In den letzten 7 Jahren musste ich zwei Mal mit über 38 Grad Fieber, Husten und Gliederschmerzen ein PMP Seminar leiten. Ein weiteres Mal hat mich der Fön in München total geschafft.
In diesen drei Seminaren lag ich durchweg 1,2 Noten schlechter als im sonstigen Gesamtdurchschnitt und dass obwohl die fachlichen Inhalte mit den anderen Seminaren absolut konform gingen.
Aber mir fehlte jeglicher Humor. Wenn Sie dann nicht das Glück haben, dass ein Teilnehmer des Kurses das Entertainment übernimmt, kann so ein Seminar quälender als ein Zahnarztbesuch sein.
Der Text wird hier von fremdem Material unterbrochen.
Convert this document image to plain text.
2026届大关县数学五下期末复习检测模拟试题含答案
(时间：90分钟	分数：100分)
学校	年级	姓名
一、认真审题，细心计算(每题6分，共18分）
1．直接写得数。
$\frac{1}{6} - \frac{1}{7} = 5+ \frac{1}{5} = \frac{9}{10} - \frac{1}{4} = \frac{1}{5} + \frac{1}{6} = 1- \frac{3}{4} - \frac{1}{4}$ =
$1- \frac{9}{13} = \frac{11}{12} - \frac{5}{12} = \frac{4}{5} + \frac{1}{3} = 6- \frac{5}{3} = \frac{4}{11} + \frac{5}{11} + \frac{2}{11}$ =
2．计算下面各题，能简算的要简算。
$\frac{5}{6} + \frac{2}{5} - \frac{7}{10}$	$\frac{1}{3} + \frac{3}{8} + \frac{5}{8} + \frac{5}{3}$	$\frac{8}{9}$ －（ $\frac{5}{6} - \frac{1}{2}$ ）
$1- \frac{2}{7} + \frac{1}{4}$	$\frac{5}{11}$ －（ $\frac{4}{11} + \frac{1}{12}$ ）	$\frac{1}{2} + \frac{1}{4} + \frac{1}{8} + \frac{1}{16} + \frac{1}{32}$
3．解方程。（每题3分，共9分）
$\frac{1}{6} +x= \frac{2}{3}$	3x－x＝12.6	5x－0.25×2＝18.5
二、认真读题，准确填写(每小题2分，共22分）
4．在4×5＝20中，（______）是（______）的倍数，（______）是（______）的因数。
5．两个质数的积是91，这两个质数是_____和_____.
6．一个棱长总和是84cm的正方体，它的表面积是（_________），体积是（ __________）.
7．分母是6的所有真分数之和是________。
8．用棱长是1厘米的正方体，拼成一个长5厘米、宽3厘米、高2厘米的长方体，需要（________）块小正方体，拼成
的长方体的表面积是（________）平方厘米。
Ein Seminar muss unter dem Motto stehen: “Sag mir wie Dein Seminar beginnt, dann sag ich Dir wie es endet!“. Ähnlich wie ein 100 Meter Sprinter stark vom Start wegkommen muss, gilt es die Seminaratmosphäre ab Beginn aufgelockert und entspannt zu initiieren.
Die Vorstellungsrunde
Schon die Vorstellungsrunde kann darüber entscheiden, wie entspannt oder auch nicht entspannt ein Training abläuft. Gemäß der Teamuhr (nach Bruce W. Tuckman), startet jedes (neue) Team mit der „Forming Phase“. Anders als die meisten Projekte, dauert ein Seminar meistens nur zwei bis fünf Tage. Da die Teilnehmer von Anfang an positiv auf das Seminar eingestellt werden sollen, muss der Trainer die „Forming Phase“ locker aber effektiv gestalten. Ich verwende dazu ein Konzept, das je nach Teilnehmerzahl zwischen 10 und 25 Minuten dauert. Dieses Konzept gilt als so erfolgreich, dass ich garantieren kann, dass meine Teilnehmer Tränen lachen und am Ende jegliche Animositäten, Ängste, Distinguiertheiten und unsichtbare Mauern der Fremdheit, gänzlich vergessen haben.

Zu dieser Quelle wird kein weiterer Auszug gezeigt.